İzmir Büyükşehir Belediyesi tarafından düzenlenen Deprem ve Dirençli Kentler Konferansı Ahmed Adnan Saygun Sanat Merkezi’nde (AASSM) yapıldı. Konferansa, yerel yöneticiler, sivil toplum örgütleri, meslek odaları, siyasi partilerin temsilcileri, akademisyenler ve İzmirliler katıldı.
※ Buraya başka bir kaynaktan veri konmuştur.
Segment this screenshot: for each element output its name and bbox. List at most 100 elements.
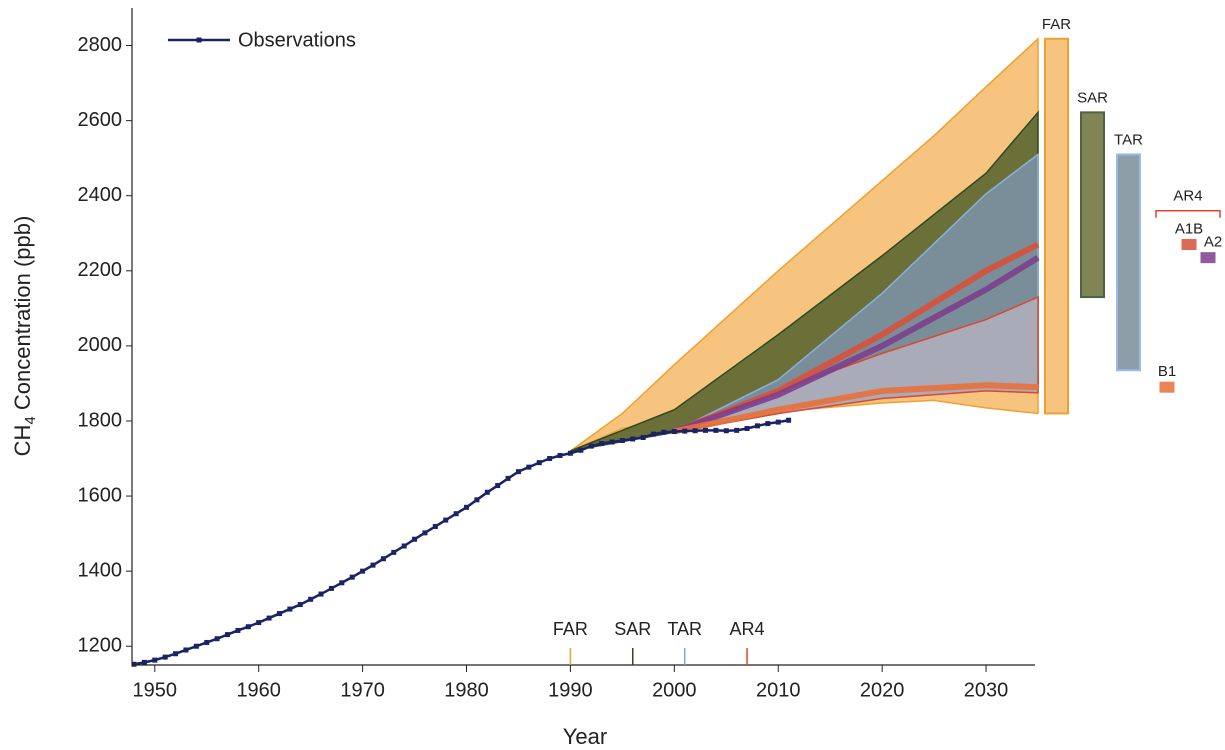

Konferansta konuşan İzmir Büyükşehir Belediye Başkanı Tunç Soyer, İzmir'in dirençli bir kent olma yolculuğunu güçlendiren bu ortak akıl buluşmasında olmaktan gurur duyduğunu belirterek, şunları söyledi:
“30 Ekim 2020'de İzmir'de yaşadığımız deprem, hepimizin hayatında derin izler bıraktı. Kaybettiğimiz 117 canımızın acısı, hala ilk günkü gibi taze. Yaşadığımız felaketler, yuvamız olan şehirlerin afetlere karşı dirençli olmasının ne kadar zaruri olduğunu gösteriyor. Çünkü depremde ölmek, asla kader değildir. Yaşadığımız kayıpların gerçek ve yegâne sebebi, zamanında alınmayan önlemlerdir.”
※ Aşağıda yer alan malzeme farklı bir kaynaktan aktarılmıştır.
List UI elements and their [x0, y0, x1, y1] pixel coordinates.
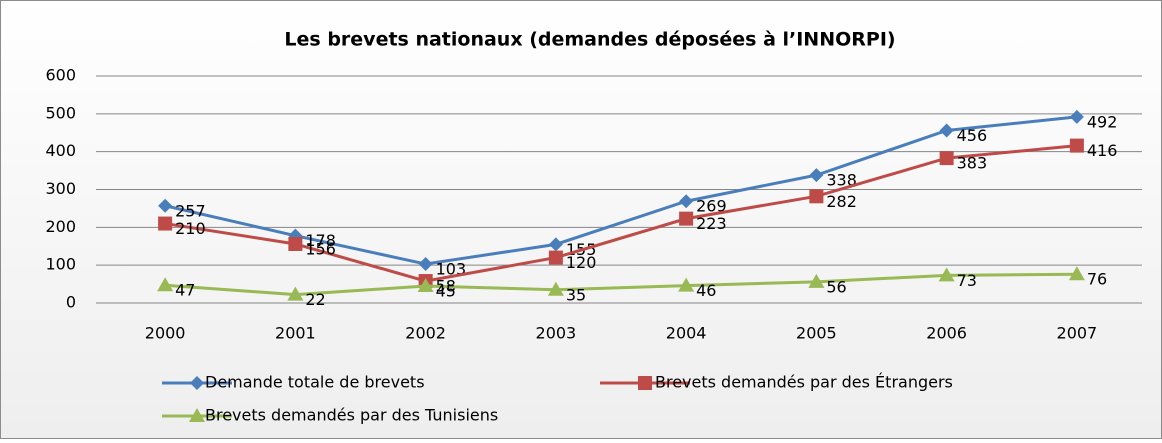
data-label: 76: [1087, 270, 1107, 289]
marker: [1069, 138, 1084, 153]
marker: [417, 277, 434, 292]
marker: [189, 408, 205, 422]
marker: [548, 237, 563, 252]
x-tick-label: 2007: [1057, 324, 1098, 343]
data-label: 492: [1087, 112, 1118, 131]
marker: [190, 376, 204, 390]
legend-label: Brevets demandés par des Tunisiens: [205, 406, 498, 425]
marker: [418, 257, 433, 272]
x-tick-label: 2004: [666, 324, 707, 343]
marker: [679, 211, 694, 226]
marker: [638, 376, 652, 390]
data-label: 73: [957, 271, 977, 290]
marker: [1069, 109, 1084, 124]
data-label: 120: [566, 253, 597, 272]
y-tick-label: 500: [45, 103, 76, 122]
y-tick-label: 300: [45, 179, 76, 198]
marker: [938, 267, 955, 282]
data-label: 178: [305, 231, 336, 250]
chart-title: Les brevets nationaux (demandes déposées…: [284, 29, 895, 51]
x-tick-label: 2005: [796, 324, 837, 343]
data-label: 338: [826, 171, 857, 190]
marker: [1068, 266, 1085, 281]
data-label: 257: [175, 201, 206, 220]
series-line: [164, 144, 1078, 283]
x-tick-label: 2001: [275, 324, 316, 343]
series-line: [165, 272, 1077, 297]
data-label: 416: [1087, 141, 1118, 160]
data-label: 56: [826, 277, 846, 296]
data-label: 223: [696, 214, 727, 233]
x-tick-label: 2006: [926, 324, 967, 343]
series-line: [164, 115, 1078, 266]
x-tick-label: 2000: [145, 324, 186, 343]
marker: [808, 273, 825, 288]
y-tick-label: 200: [45, 217, 76, 236]
marker: [287, 286, 304, 301]
marker: [158, 198, 173, 213]
data-label: 22: [305, 290, 325, 309]
data-label: 383: [957, 154, 988, 173]
y-tick-label: 100: [45, 255, 76, 274]
marker: [678, 277, 695, 292]
y-tick-label: 600: [45, 66, 76, 85]
marker: [939, 151, 954, 166]
marker: [548, 250, 563, 265]
data-label: 35: [566, 285, 586, 304]
data-label: 45: [436, 281, 456, 300]
data-label: 47: [175, 281, 195, 300]
y-tick-label: 0: [66, 293, 76, 312]
data-label: 282: [826, 192, 857, 211]
marker: [809, 168, 824, 183]
data-label: 46: [696, 281, 716, 300]
marker: [939, 123, 954, 138]
marker: [288, 236, 303, 251]
data-label: 269: [696, 197, 727, 216]
marker: [157, 277, 174, 292]
data-label: 210: [175, 219, 206, 238]
marker: [547, 281, 564, 296]
x-tick-label: 2003: [536, 324, 577, 343]
marker: [809, 189, 824, 204]
data-label: 456: [957, 126, 988, 145]
y-tick-label: 400: [45, 141, 76, 160]
x-tick-label: 2002: [405, 324, 446, 343]
marker: [158, 216, 173, 231]
marker: [679, 194, 694, 209]
data-label: 156: [305, 239, 336, 258]
legend-label: Brevets demandés par des Étrangers: [655, 373, 953, 392]
legend-label: Demande totale de brevets: [205, 373, 425, 392]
“14 ÜNİVERSİTE, 25 KAMU KURUMU, 38 STK, MESLEK ODASI VE 29 BELEDİYEDEN OLUŞAN KATILIMCILARIMIZLA ALDIĞIMIZ KARARLAR NETİCESINDE DEPREM EYLEM PLANIMIZ ŞEKİLLENDİ”
İzmir'de 30 Ekim Depremi'nin hemen ardından İzmir Depremi Ortak Akıl Buluşması'nı gerçekleştirdiklerini söyleyen Soyer, “Tıpkı bugün olduğu gibi omuz omuza vererek, içinde yaşadığımız kenti dirençli hale getirmenin yollarını aradık. 14 üniversite, 25 kamu kurumu, 38 STK, meslek odası ve 29 belediyeden oluşan katılımcılarımızla aldığımız kararlar neticesinde Deprem Eylem Planımız şekillendi. Büyük bir kararlılıkla uyguladığımız Deprem Eylem Planımız şu başlıklar üzerinde yükseliyor: Yapı stoğu envanteri çalışmalarımız, depremsellik ve mikro bölgeleme araştırmalarımız ve elbette kentsel dönüşüm. İnşaat Mühendisleri Odası ile birlikte hayata geçirdiğimiz yapı envanteri ve bina kimlik belgesi çalışmalarımız sayesinde İzmirlilerin yaşadıkları binalar hakkında kapsamlı bilgilere erişimini sağladık. Projemize depremden en çok etkilenen, Bayraklı ve Bornova'da başladık. Ve toplamda 94 bin 773 yapının envanterini çıkardık.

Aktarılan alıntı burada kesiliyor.